In a book I am reading, there is the following example:
$$\begin{bmatrix}A &B& C\\B &C& A\\C& A &B\end{bmatrix}$$
The authors say: "As you can see, all the column vectors are orthogonal."
I wonder, how can I see it from this design (latin square), I cannot see the zero dot product involved.
On
I think I have found the solution - as the point of the design is in the pairwise combinations being unique in each pair of columns, let's use vectors with size equal to the number of pairwise combinations for each pair in a vector of size 3: (the numbers denote the columns, 12 means the first and the second column):
12
AA,AB,AC,BB,BA,BC,CC,CA,CB
13
AA,AB,AC,BB,BA,BC,CC,CA,CB
23
AA,AB,AC,BB,BA,BC,CC,CA,CB
when a combination is used, 1 is put to its place, otherwise 0. So for the middle row in the latin square in my question (BCA), the vector would be:
{0,0,0,0,0,1,0,0,0},{0,0,0,0,1,0,0,0,0},{0,0,0,0,0,0,0,1,0}
because of the design the pairwise combinations are unique and therefore 1s never appear in the same spots, i.e. the dot product will be zero.

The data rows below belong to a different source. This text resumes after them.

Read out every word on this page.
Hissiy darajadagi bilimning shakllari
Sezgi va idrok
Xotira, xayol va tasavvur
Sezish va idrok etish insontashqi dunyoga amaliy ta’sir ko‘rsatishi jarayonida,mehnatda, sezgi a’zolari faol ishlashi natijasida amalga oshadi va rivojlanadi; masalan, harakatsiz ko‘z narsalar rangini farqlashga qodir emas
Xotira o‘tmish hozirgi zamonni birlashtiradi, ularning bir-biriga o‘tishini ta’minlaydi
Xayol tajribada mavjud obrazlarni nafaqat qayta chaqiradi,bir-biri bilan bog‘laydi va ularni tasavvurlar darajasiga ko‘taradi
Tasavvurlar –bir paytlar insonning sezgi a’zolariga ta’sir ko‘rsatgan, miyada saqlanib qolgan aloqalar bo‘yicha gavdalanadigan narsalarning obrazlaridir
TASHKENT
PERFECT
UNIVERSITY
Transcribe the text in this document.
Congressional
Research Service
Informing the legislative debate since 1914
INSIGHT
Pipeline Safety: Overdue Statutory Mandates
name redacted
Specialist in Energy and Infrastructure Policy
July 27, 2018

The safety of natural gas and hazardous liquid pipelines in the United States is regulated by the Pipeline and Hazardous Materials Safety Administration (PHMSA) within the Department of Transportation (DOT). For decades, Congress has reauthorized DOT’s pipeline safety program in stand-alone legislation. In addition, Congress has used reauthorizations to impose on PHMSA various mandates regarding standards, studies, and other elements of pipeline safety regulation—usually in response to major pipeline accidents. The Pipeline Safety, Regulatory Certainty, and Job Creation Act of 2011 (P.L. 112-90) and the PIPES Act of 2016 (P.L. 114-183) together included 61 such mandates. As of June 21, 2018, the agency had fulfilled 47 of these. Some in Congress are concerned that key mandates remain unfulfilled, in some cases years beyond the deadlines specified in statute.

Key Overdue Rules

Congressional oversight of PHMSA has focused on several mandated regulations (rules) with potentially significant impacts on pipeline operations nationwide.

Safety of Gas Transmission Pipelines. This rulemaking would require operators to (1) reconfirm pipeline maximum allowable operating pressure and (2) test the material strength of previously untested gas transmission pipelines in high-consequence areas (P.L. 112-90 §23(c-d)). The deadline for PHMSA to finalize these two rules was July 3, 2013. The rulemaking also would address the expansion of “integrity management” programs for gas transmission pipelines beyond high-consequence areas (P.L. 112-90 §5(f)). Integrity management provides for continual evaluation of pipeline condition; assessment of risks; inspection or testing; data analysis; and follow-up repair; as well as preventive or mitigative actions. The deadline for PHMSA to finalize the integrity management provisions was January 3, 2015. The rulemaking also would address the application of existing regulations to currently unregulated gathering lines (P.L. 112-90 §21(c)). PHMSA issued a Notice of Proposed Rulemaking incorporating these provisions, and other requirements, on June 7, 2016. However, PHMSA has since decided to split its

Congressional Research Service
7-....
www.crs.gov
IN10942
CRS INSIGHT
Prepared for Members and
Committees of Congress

I found the solution in the accepted answer for a very similar question: What is the relation between orthogonal arrays and orthogonal matrices?
Since
$$(A,B,C)^T(B,C,A)=AB+BC+CA$$
$$(A,B,C)^T(C,A,B)=AC+BA+CB$$
$$(B,C,A)^T(C,A,B)=BC+CA+AB$$
they are orthogonal if and only if $AB+BC+CA=0$.
The book is referring to another concept explained here: if each entry of an n × n "Latin square" is written as a triple (r,c,s), where r is the row, c is the column, and s is the symbol, we obtain a set of $n^2$ triples called the orthogonal array representation of the square.